Reliable and valid measures of total sedentary time, context-specific sedentary behaviour (SB) and its potential correlates are useful for the development of future interventions. The purpose was to examine test-retest reliability and criterion validity of three newly developed questionnaires on total sedentary time, context-specific SB and its potential correlates in adolescents, adults and older adults.
Reliability and validity was tested in six different samples of Flemish (Belgium) residents. For the reliability study, 20 adolescents, 22 adults and 20 older adults filled out the age-specific SB questionnaire twice. Test-retest reliability was analysed using Kappa coefficients, Intraclass Correlation Coefficients and/or percentage agreement, separately for the three age groups. For the validity study, data were retrieved from 62 adolescents, 33 adults and 33 older adults, with activPAL™ as criterion measure. Spearman correlations and Bland-Altman plots (or non-parametric approach) were used to analyse criterion validity, separately for the three age groups and for weekday, weekend day and average day.

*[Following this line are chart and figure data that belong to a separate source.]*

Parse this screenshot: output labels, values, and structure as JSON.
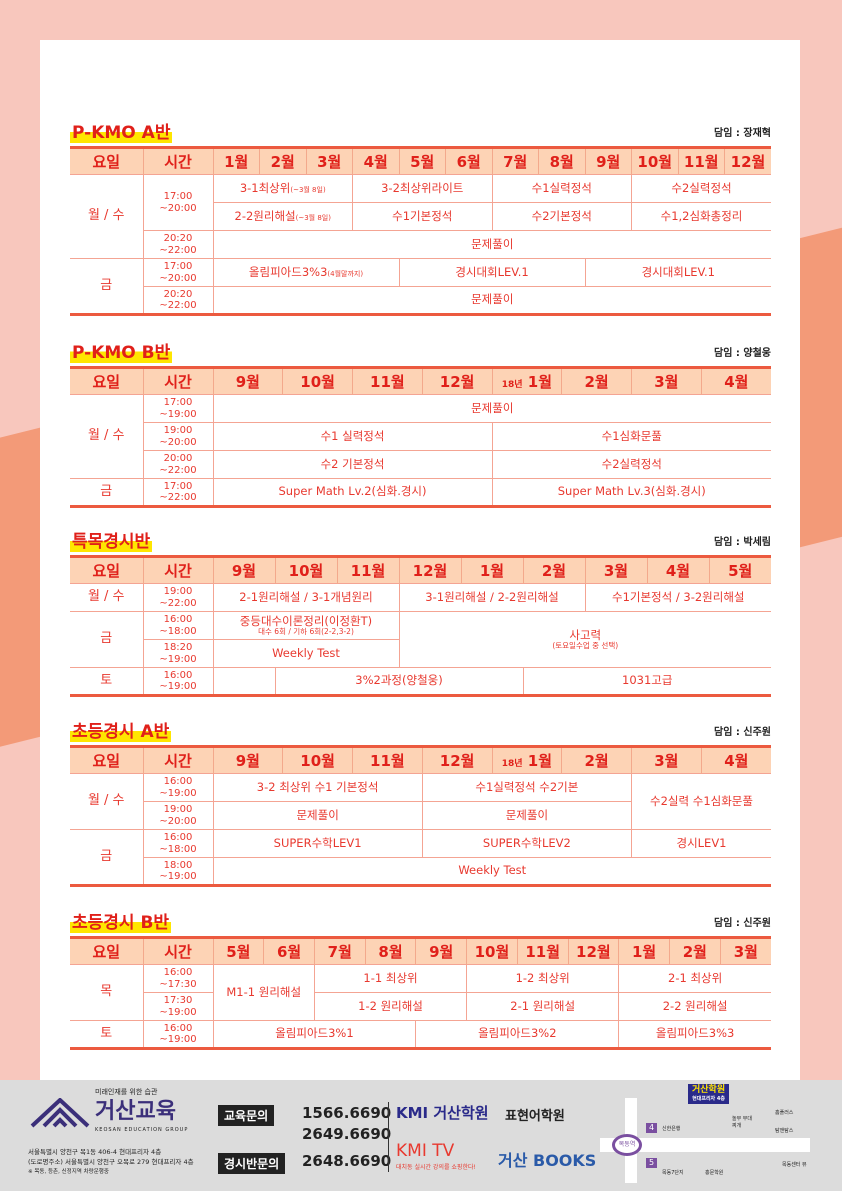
{
  "sections": [
    {
      "title": "P-KMO A반",
      "teacher": "담임 : 장재혁",
      "head_day": "요일",
      "head_time": "시간",
      "months": [
        {
          "label": "1월"
        },
        {
          "label": "2월"
        },
        {
          "label": "3월"
        },
        {
          "label": "4월"
        },
        {
          "label": "5월"
        },
        {
          "label": "6월"
        },
        {
          "label": "7월"
        },
        {
          "label": "8월"
        },
        {
          "label": "9월"
        },
        {
          "label": "10월"
        },
        {
          "label": "11월"
        },
        {
          "label": "12월"
        }
      ],
      "rows": [
        {
          "day": "월 / 수",
          "dayRows": 3,
          "time": "17:00\n~20:00",
          "timeRows": 2,
          "cells": [
            {
              "text": "3-1최상위",
              "note": "(~3월 8일)",
              "span": 3
            },
            {
              "text": "3-2최상위라이트",
              "span": 3
            },
            {
              "text": "수1실력정석",
              "span": 3
            },
            {
              "text": "수2실력정석",
              "span": 3
            }
          ]
        },
        {
          "cells": [
            {
              "text": "2-2원리해설",
              "note": "(~3월 8일)",
              "span": 3
            },
            {
              "text": "수1기본정석",
              "span": 3
            },
            {
              "text": "수2기본정석",
              "span": 3
            },
            {
              "text": "수1,2심화총정리",
              "span": 3
            }
          ]
        },
        {
          "time": "20:20\n~22:00",
          "cells": [
            {
              "text": "문제풀이",
              "span": 12
            }
          ]
        },
        {
          "day": "금",
          "dayRows": 2,
          "time": "17:00\n~20:00",
          "cells": [
            {
              "text": "올림피아드3%3",
              "note": "(4월말까지)",
              "span": 4
            },
            {
              "text": "경시대회LEV.1",
              "span": 4
            },
            {
              "text": "경시대회LEV.1",
              "span": 4
            }
          ]
        },
        {
          "time": "20:20\n~22:00",
          "cells": [
            {
              "text": "문제풀이",
              "span": 12
            }
          ]
        }
      ]
    },
    {
      "title": "P-KMO B반",
      "teacher": "담임 : 양철웅",
      "head_day": "요일",
      "head_time": "시간",
      "months": [
        {
          "label": "9월"
        },
        {
          "label": "10월"
        },
        {
          "label": "11월"
        },
        {
          "label": "12월"
        },
        {
          "prefix": "18년",
          "label": "1월"
        },
        {
          "label": "2월"
        },
        {
          "label": "3월"
        },
        {
          "label": "4월"
        }
      ],
      "rows": [
        {
          "day": "월 / 수",
          "dayRows": 3,
          "time": "17:00\n~19:00",
          "cells": [
            {
              "text": "문제풀이",
              "span": 8
            }
          ]
        },
        {
          "time": "19:00\n~20:00",
          "cells": [
            {
              "text": "수1 실력정석",
              "span": 4
            },
            {
              "text": "수1심화문풀",
              "span": 4
            }
          ]
        },
        {
          "time": "20:00\n~22:00",
          "cells": [
            {
              "text": "수2 기본정석",
              "span": 4
            },
            {
              "text": "수2실력정석",
              "span": 4
            }
          ]
        },
        {
          "day": "금",
          "dayRows": 1,
          "time": "17:00\n~22:00",
          "cells": [
            {
              "text": "Super Math Lv.2(심화.경시)",
              "span": 4
            },
            {
              "text": "Super Math Lv.3(심화.경시)",
              "span": 4
            }
          ]
        }
      ]
    },
    {
      "title": "특목경시반",
      "teacher": "담임 : 박세림",
      "head_day": "요일",
      "head_time": "시간",
      "months": [
        {
          "label": "9월"
        },
        {
          "label": "10월"
        },
        {
          "label": "11월"
        },
        {
          "label": "12월"
        },
        {
          "label": "1월"
        },
        {
          "label": "2월"
        },
        {
          "label": "3월"
        },
        {
          "label": "4월"
        },
        {
          "label": "5월"
        }
      ],
      "rows": [
        {
          "day": "월 / 수",
          "dayRows": 1,
          "time": "19:00\n~22:00",
          "cells": [
            {
              "text": "2-1원리해설 / 3-1개념원리",
              "span": 3
            },
            {
              "text": "3-1원리해설 / 2-2원리해설",
              "span": 3
            },
            {
              "text": "수1기본정석 / 3-2원리해설",
              "span": 3
            }
          ]
        },
        {
          "day": "금",
          "dayRows": 2,
          "time": "16:00\n~18:00",
          "cells": [
            {
              "text": "중등대수이론정리(이정환T)",
              "sub": "대수 6회 / 기하 6회(2-2,3-2)",
              "span": 3
            },
            {
              "text": "사고력",
              "sub": "(토요일수업 중 선택)",
              "span": 6,
              "rows": 2
            }
          ]
        },
        {
          "time": "18:20\n~19:00",
          "cells": [
            {
              "text": "Weekly Test",
              "span": 3
            }
          ]
        },
        {
          "day": "토",
          "dayRows": 1,
          "time": "16:00\n~19:00",
          "cells": [
            {
              "text": "",
              "span": 1
            },
            {
              "text": "3%2과정(양철웅)",
              "span": 4
            },
            {
              "text": "1031고급",
              "span": 4
            }
          ]
        }
      ]
    },
    {
      "title": "초등경시 A반",
      "teacher": "담임 : 신주원",
      "head_day": "요일",
      "head_time": "시간",
      "months": [
        {
          "label": "9월"
        },
        {
          "label": "10월"
        },
        {
          "label": "11월"
        },
        {
          "label": "12월"
        },
        {
          "prefix": "18년",
          "label": "1월"
        },
        {
          "label": "2월"
        },
        {
          "label": "3월"
        },
        {
          "label": "4월"
        }
      ],
      "rows": [
        {
          "day": "월 / 수",
          "dayRows": 2,
          "time": "16:00\n~19:00",
          "cells": [
            {
              "text": "3-2 최상위 수1 기본정석",
              "span": 3
            },
            {
              "text": "수1실력정석 수2기본",
              "span": 3
            },
            {
              "text": "수2실력 수1심화문풀",
              "span": 2,
              "rows": 2
            }
          ]
        },
        {
          "time": "19:00\n~20:00",
          "cells": [
            {
              "text": "문제풀이",
              "span": 3
            },
            {
              "text": "문제풀이",
              "span": 3
            }
          ]
        },
        {
          "day": "금",
          "dayRows": 2,
          "time": "16:00\n~18:00",
          "cells": [
            {
              "text": "SUPER수학LEV1",
              "span": 3
            },
            {
              "text": "SUPER수학LEV2",
              "span": 3
            },
            {
              "text": "경시LEV1",
              "span": 2
            }
          ]
        },
        {
          "time": "18:00\n~19:00",
          "cells": [
            {
              "text": "Weekly Test",
              "span": 8
            }
          ]
        }
      ]
    },
    {
      "title": "초등경시 B반",
      "teacher": "담임 : 신주원",
      "head_day": "요일",
      "head_time": "시간",
      "months": [
        {
          "label": "5월"
        },
        {
          "label": "6월"
        },
        {
          "label": "7월"
        },
        {
          "label": "8월"
        },
        {
          "label": "9월"
        },
        {
          "label": "10월"
        },
        {
          "label": "11월"
        },
        {
          "label": "12월"
        },
        {
          "label": "1월"
        },
        {
          "label": "2월"
        },
        {
          "label": "3월"
        }
      ],
      "rows": [
        {
          "day": "목",
          "dayRows": 2,
          "time": "16:00\n~17:30",
          "cells": [
            {
              "text": "M1-1 원리해설",
              "span": 2,
              "rows": 2
            },
            {
              "text": "1-1 최상위",
              "span": 3
            },
            {
              "text": "1-2 최상위",
              "span": 3
            },
            {
              "text": "2-1 최상위",
              "span": 3
            }
          ]
        },
        {
          "time": "17:30\n~19:00",
          "cells": [
            {
              "text": "1-2 원리해설",
              "span": 3
            },
            {
              "text": "2-1 원리해설",
              "span": 3
            },
            {
              "text": "2-2 원리해설",
              "span": 3
            }
          ]
        },
        {
          "day": "토",
          "dayRows": 1,
          "time": "16:00\n~19:00",
          "cells": [
            {
              "text": "올림피아드3%1",
              "span": 4
            },
            {
              "text": "올림피아드3%2",
              "span": 4
            },
            {
              "text": "올림피아드3%3",
              "span": 3
            }
          ]
        }
      ]
    }
  ],
  "footer": {
    "slogan": "미래인재를 위한 습관",
    "brand": "거산교육",
    "brand_en": "KEOSAN EDUCATION GROUP",
    "address1": "서울특별시 양천구 목1동 406-4 현대프리자 4층",
    "address2": "(도로명주소) 서울특별시 양천구 오목로 279 현대프리자 4층",
    "address3": "※ 목동, 등촌, 신정지역 차량운행중",
    "edu_label": "교육문의",
    "edu_phone1": "1566.6690",
    "edu_phone2": "2649.6690",
    "contest_label": "경시반문의",
    "contest_phone": "2648.6690",
    "brands": [
      "KMI 거산학원",
      "표현어학원",
      "KMI TV",
      "거산 BOOKS"
    ],
    "kmitv_tagline": "대치동 실시간 강의를 쇼핑한다!",
    "map": {
      "title": "거산학원",
      "subtitle": "현대프리자 4층",
      "station": "목동역",
      "exit4": "4",
      "exit5": "5",
      "pois": [
        "신한은행",
        "놀부 부대찌개",
        "홈플러스",
        "탐앤탐스",
        "목동7단지",
        "홍문학원",
        "목동센터 뷰"
      ]
    }
  }
}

The test-retest reliability for self-reported total sedentary time indicated following values: ICC = 0.37-0.67 in adolescents; ICC = 0.73-0.77 in adults; ICC = 0.68-0.80 in older adults. Item-specific reliability results (e.g. context-specific SB and its potential correlates) showed good-to-excellent reliability in 67.94 %, 68.90 % and 66.38 % of the items in adolescents, adults and older adults respectively. All items belonging to sedentary-related equipment and simultaneous SB showed good reliability. The sections of the questionnaire with lowest reliability were: context-specific SB (adolescents), potential correlates of computer use (adults) and potential correlates of motorized transport (older adults). Spearman correlations between self-reported total sedentary time and the activPAL™ were different for each age group: ρ = 0.02-0.42 (adolescents), ρ = 0.06-0.52 (adults), ρ = 0.38-0.50 (older adults). Participants over-reported total sedentary time (except for weekend day in older adults) compared to the activPAL™, for weekday, weekend day and average day respectively by +57.05 %, +46.29 %, +53.34 % in adolescents; +40.40 %, +19.15 %, +32.89 % in adults; +10.10 %, −6.24 %, +4.11 % in older adults.
The questionnaires showed acceptable test-retest reliability and criterion validity. However, over-reporting of total SB was noticeable in adolescents and adults. Nevertheless, these questionnaires will be useful in getting context-specific information on SB.